Sunday, February 14, 2010

Man accused of having 23 wives

"Jerusalem (CNN) -- An Israeli man accused of having 23 wives and fathering 59 children was charged Sunday in a Tel Aviv court with multiple counts of sexual assault, rape, sodomy and enslavement."

The Real Story


My Story

He probably could have gotten away with it, but it was Hallmark in the end that ended his wayward ways. Many people swear that Valentines Day is nothing but a Hallmark holiday. The Hallmark people point the finger at the florist industry, saying they cooked the holiday up as a way to sell roses and flowers. And Hallmark was just tagging along. But in the end, it didn't matter.
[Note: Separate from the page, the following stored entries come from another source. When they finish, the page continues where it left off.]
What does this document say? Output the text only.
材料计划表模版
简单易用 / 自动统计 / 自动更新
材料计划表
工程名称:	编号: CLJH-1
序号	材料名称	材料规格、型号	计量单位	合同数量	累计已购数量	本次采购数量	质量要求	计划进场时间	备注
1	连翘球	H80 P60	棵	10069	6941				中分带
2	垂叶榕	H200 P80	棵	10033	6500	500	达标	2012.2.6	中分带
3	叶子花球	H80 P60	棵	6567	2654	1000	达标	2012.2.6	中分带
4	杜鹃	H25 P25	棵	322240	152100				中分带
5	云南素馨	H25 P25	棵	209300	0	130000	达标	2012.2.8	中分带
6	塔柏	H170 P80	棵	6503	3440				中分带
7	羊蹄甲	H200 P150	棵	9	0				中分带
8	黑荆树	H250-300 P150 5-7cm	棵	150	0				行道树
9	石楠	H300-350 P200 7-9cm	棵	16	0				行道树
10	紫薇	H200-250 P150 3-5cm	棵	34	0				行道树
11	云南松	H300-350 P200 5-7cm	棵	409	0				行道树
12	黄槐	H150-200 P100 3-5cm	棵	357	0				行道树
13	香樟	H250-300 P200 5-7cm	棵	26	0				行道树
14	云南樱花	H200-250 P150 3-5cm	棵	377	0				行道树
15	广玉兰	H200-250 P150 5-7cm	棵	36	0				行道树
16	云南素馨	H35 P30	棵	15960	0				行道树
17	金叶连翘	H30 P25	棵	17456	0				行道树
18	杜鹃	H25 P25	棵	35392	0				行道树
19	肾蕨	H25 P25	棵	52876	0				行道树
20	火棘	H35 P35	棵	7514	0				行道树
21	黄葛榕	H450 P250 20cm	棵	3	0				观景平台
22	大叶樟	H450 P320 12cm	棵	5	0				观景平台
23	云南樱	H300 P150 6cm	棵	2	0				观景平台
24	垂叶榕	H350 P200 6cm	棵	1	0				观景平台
Goel Ratzon had married one wive too many.

Though he ran a cult where he married many wives, fathered many children, and had total control over his subjects, his latest wife, Rosa Schleiermacher, was, well, a little different.

"Goel, honey, tomorrow is Valentine's Day. What are you getting me?"

"Getting you? For Christ's sake Rosa, if I got you something, I'd have to get the other 22 something as well. That would bankrupt me in no time. The 23 of you combined don't bring in enough to barely make the car payments on my Mercedes Benz."

"But Goel darling, you swore I was different, I was the latest and best. Look, if you get me something, I swear I'll do something extra special tonight."

"Oh Rosa, please, I don't have enough energy to take care of you and the 22 others. Cialis or no Cialis, even the doctor says erections lasting more than 4 hours are bad for you. That last one lasted a week, and I had to get the whole family involved."

"Goel, you're going to make me cry. You said you were God, and I thought God could do anything."

"Ok, ok already, stop with the tears, I'll get you something."

"Oh Goel, you're the best!"

Later that day Goel Ratzon visited the local Hallmark store, where when he saw Valentines Day cards were retailing for 20 shekels (ed. note, 1 Israeli shekel = 0.265887 U.S. dollars). "What!" he declared, "that's highway robbery! And these poems aren't even very good. Look at this one,

Roses are red,
Violets are blue,
I only bought one card
but Valentines I have TWO!!!


Two? I have twenty-three! And this one...

Roses are red
Violets are blue
Open your legs
Im coming through....

Hmm, that's actually not half bad."

And that was when Goel got into trouble. The store security cameras caught him stuffing twenty-three of these cards into his pants, and when he was apprehended and questioned by police, the rest, as they say, is history.